The spatial-only result is informative but different: it recovers a strong luminal-like amorphous DCIS composition module, with no evidence that coordinate features are the main driver. This means spatial contour context predicts the endpoint, but the biological claim should be phrased as endpoint composition and microanatomic context, not as a separate CAF/ECM, vascular, immune, or coordinate artifact.

The expanded top1000 run supports the same S5/DCIS program and introduces EFHD1, consistent with an apocrine/luminal DCIS expression axis. Bootstrap stability remains strongest for NIBAN1 and SORL1 (0.7 and 0.5 selection frequency in the stability stage), with weaker one-off support for CCND1, EFHD1, and several additional genes.
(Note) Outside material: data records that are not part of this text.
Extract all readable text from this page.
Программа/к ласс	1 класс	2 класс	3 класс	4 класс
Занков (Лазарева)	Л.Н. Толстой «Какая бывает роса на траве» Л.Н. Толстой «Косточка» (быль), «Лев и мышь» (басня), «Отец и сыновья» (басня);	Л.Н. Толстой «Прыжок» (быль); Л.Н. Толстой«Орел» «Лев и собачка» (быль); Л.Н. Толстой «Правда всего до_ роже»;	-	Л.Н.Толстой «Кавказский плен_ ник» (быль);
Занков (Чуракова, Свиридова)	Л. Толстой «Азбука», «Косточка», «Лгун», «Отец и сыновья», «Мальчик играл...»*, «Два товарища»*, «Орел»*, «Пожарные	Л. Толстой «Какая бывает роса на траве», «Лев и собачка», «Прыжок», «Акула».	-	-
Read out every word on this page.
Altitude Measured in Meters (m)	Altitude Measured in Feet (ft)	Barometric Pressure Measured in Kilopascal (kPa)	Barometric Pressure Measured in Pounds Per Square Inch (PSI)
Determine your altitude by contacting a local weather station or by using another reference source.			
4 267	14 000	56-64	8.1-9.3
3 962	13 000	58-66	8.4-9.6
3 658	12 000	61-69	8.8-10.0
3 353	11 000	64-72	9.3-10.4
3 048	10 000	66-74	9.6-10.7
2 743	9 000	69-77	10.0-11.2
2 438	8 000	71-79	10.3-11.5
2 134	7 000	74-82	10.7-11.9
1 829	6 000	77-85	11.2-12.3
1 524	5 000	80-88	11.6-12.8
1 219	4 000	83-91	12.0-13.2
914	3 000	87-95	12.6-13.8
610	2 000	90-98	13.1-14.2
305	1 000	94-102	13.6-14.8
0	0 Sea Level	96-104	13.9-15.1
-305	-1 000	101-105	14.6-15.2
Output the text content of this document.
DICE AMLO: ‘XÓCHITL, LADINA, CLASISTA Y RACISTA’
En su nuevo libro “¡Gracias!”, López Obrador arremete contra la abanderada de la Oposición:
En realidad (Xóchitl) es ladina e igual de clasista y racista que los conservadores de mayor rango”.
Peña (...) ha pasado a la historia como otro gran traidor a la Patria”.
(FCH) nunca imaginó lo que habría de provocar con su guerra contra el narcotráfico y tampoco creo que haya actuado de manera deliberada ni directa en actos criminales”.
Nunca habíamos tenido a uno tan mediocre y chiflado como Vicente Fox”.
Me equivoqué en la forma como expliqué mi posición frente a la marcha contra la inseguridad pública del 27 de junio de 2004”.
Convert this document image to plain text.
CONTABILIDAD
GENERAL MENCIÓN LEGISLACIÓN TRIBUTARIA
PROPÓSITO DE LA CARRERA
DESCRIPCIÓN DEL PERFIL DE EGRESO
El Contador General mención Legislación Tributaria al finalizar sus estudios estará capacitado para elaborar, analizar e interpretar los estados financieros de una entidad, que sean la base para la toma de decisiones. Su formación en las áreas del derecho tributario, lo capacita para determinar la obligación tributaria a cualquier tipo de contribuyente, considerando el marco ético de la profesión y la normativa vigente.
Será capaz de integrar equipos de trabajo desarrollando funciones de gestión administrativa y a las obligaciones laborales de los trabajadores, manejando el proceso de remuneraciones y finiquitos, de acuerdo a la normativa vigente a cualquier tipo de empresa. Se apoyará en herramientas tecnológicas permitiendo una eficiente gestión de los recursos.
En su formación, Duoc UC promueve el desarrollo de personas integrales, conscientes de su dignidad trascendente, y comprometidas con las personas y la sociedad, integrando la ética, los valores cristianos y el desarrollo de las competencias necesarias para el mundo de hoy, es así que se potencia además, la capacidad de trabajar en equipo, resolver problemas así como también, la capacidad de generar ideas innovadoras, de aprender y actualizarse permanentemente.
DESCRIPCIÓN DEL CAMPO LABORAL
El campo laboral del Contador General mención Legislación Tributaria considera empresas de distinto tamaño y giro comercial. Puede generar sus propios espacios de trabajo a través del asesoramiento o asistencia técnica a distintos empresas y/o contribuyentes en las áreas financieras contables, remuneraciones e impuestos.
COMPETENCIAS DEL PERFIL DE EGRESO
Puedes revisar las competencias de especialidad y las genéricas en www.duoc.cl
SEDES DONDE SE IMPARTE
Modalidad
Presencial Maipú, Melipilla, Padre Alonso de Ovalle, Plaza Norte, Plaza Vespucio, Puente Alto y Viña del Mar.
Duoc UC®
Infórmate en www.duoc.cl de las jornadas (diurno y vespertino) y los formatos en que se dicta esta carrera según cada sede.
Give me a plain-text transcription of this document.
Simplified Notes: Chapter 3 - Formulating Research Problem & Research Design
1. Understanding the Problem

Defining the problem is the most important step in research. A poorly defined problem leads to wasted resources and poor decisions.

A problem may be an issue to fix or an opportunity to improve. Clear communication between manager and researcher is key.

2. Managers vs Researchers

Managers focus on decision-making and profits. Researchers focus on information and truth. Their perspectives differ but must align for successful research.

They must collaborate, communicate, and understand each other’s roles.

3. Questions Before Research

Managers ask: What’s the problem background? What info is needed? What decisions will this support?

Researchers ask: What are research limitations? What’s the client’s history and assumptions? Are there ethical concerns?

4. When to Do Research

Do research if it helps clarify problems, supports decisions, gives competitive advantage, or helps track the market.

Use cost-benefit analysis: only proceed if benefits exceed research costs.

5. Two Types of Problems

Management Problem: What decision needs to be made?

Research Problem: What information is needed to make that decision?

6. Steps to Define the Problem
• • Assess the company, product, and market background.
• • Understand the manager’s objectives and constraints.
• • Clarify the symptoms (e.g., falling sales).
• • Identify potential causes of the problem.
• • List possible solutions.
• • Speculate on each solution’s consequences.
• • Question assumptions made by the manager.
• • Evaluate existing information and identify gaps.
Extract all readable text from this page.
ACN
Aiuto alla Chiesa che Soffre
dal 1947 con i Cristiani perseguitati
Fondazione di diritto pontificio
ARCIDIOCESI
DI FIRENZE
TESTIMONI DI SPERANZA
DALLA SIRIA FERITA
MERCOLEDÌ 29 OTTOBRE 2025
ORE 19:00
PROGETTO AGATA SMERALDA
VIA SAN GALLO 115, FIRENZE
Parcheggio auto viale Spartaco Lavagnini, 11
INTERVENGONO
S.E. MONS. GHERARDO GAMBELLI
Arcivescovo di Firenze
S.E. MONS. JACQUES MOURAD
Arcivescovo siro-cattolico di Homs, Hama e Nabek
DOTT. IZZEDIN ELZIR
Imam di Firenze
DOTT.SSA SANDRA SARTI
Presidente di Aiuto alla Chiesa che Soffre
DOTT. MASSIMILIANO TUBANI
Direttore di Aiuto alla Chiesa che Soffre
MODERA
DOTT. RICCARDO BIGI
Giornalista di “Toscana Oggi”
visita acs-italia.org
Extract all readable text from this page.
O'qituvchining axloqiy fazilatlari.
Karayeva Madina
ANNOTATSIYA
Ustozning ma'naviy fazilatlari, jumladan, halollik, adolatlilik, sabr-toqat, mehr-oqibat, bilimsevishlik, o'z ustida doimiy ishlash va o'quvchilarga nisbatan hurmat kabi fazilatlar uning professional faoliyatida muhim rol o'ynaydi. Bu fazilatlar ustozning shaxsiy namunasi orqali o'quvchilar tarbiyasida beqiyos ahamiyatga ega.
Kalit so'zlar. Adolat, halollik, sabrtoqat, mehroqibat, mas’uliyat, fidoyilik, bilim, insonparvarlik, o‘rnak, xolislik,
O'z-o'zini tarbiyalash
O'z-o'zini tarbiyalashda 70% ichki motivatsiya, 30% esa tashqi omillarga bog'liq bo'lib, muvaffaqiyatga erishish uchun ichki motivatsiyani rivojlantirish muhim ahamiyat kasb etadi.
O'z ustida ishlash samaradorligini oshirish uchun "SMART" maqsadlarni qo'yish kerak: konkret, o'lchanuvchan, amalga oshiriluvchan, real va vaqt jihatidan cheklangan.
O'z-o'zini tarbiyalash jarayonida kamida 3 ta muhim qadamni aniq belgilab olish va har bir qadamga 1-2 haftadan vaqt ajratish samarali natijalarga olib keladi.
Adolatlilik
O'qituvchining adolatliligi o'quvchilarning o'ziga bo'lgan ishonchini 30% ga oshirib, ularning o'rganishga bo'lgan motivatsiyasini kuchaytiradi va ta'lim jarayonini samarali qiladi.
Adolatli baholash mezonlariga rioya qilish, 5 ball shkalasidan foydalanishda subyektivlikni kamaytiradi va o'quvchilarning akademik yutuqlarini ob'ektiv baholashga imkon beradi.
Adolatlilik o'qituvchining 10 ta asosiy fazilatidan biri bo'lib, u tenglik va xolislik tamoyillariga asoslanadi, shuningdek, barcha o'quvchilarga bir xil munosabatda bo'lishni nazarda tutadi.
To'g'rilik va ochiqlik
The all-nonempty sensitivity is deliberately not the primary result. It admits 102 contours instead of the QC20 set of 80 and switches the selected module to S1 11q13 invasive tumor composition. That change shows why 0-cell and very low-cell contours should remain excluded from the main GMI fit: they can let composition features dominate the sparse model.

CAF/ECM remodeling, angiogenesis/pericyte, myeloid-vascular context, Notch, IGF/MAPK, Wnt, TGF-beta, CXCL12/CXCR4, and CSF1/CSF1R were not selected as primary module drivers in this WTA breast validation. They remain useful candidate gene-set annotations for larger cohorts, perturbation studies, or multi-region validation.